Eine der jährlichen Veranstaltungen ist die Pilgerfahrt nach Viru Nigula. Wie kam es dazu?
-Es war eine Initiative, die im letzten Heiligen Jahr 2000 geboren wurde. Als Papst Johannes Paul II. darum bat, dass in jeder Region Wallfahrten zu den Heiligtümern der Gottesmutter organisiert werden, fragten wir uns, wohin wir gehen könnten.
Bei dieser Suche finden wir heraus, dass es im Mittelalter eine Kirche aus dem 12. Jahrhundert gab, die der Jungfrau Maria geweiht war und zu der im Mittelalter Pilgerfahrten stattfanden. Es gibt Beweise dafür, dass die Menschen auch 100 Jahre nach der Reformation noch dorthin gingen, obwohl die Kirche niedergebrannt war. Die lutherischen Pastoren waren empört und schickten sogar Gerichtsvollzieher, um die Pilger zu verhaften. Es erschien ihnen götzendienerisch, dass sie zu den Ruinen der Marienkirche kamen und auf den Knien dreimal um die Kirche gingen.

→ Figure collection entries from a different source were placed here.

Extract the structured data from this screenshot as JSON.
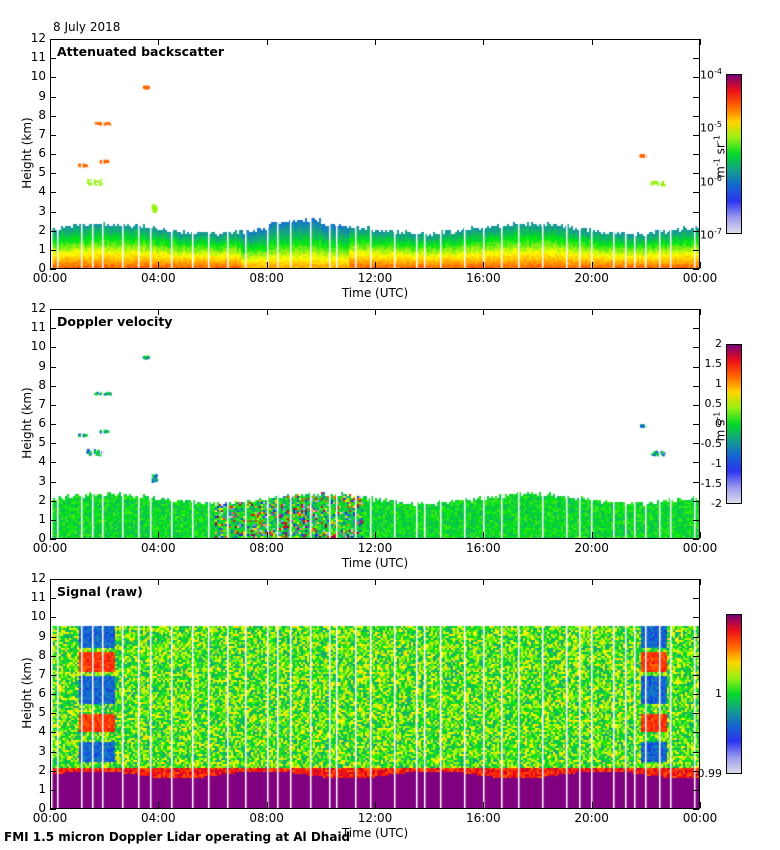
{
  "date": "8 July 2018",
  "footer": "FMI 1.5 micron Doppler Lidar operating at Al Dhaid",
  "chart_data": [
    {
      "type": "heatmap",
      "title": "Attenuated backscatter",
      "xlabel": "Time (UTC)",
      "ylabel": "Height (km)",
      "xticks": [
        "00:00",
        "04:00",
        "08:00",
        "12:00",
        "16:00",
        "20:00",
        "00:00"
      ],
      "yticks": [
        "0",
        "1",
        "2",
        "3",
        "4",
        "5",
        "6",
        "7",
        "8",
        "9",
        "10",
        "11",
        "12"
      ],
      "ylim": [
        0,
        12
      ],
      "xlim_hours": [
        0,
        24
      ],
      "colorbar": {
        "label": "m-1 sr-1",
        "label_base": "m",
        "label_exp1": "-1",
        "label_mid": " sr",
        "label_exp2": "-1",
        "ticks": [
          {
            "base": "10",
            "exp": "-4"
          },
          {
            "base": "10",
            "exp": "-5"
          },
          {
            "base": "10",
            "exp": "-6"
          },
          {
            "base": "10",
            "exp": "-7"
          }
        ],
        "scale": "log",
        "range": [
          1e-07,
          0.0001
        ]
      },
      "features": {
        "boundary_layer_top_km": 2.0,
        "cloud_layers_km": [
          4.4,
          5.5,
          7.6,
          9.5,
          3.0
        ]
      }
    },
    {
      "type": "heatmap",
      "title": "Doppler velocity",
      "xlabel": "Time (UTC)",
      "ylabel": "Height (km)",
      "xticks": [
        "00:00",
        "04:00",
        "08:00",
        "12:00",
        "16:00",
        "20:00",
        "00:00"
      ],
      "yticks": [
        "0",
        "1",
        "2",
        "3",
        "4",
        "5",
        "6",
        "7",
        "8",
        "9",
        "10",
        "11",
        "12"
      ],
      "ylim": [
        0,
        12
      ],
      "xlim_hours": [
        0,
        24
      ],
      "colorbar": {
        "label": "m s-1",
        "label_base": "m s",
        "label_exp": "-1",
        "ticks": [
          "2",
          "1.5",
          "1",
          "0.5",
          "0",
          "-0.5",
          "-1",
          "-1.5",
          "-2"
        ],
        "range": [
          -2,
          2
        ]
      }
    },
    {
      "type": "heatmap",
      "title": "Signal (raw)",
      "xlabel": "Time (UTC)",
      "ylabel": "Height (km)",
      "xticks": [
        "00:00",
        "04:00",
        "08:00",
        "12:00",
        "16:00",
        "20:00",
        "00:00"
      ],
      "yticks": [
        "0",
        "1",
        "2",
        "3",
        "4",
        "5",
        "6",
        "7",
        "8",
        "9",
        "10",
        "11",
        "12"
      ],
      "ylim": [
        0,
        12
      ],
      "xlim_hours": [
        0,
        24
      ],
      "colorbar": {
        "ticks": [
          "1",
          "0.99"
        ],
        "range": [
          0.99,
          1.01
        ]
      },
      "features": {
        "data_top_km": 9.6
      }
    }
  ]
}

Wir fahren seit dem Jahr 2000 dorthin. Wir feiern die Messe in der lutherischen Kirche des Dorfes und gehen von dort in einer Prozession mit der Statue der Muttergottes zu den Ruinen des alten Heiligtums von Viru Nigula. Es war nicht möglich, es wieder aufzubauen, aber wir haben ein sehr schönes Buntglasfenster der Jungfrau Maria angebracht. Es ist kein sehr großes Heiligtum, aber es ist ein guter Ort zum Beten und eine der nördlichsten marianischen Stätten in Europa.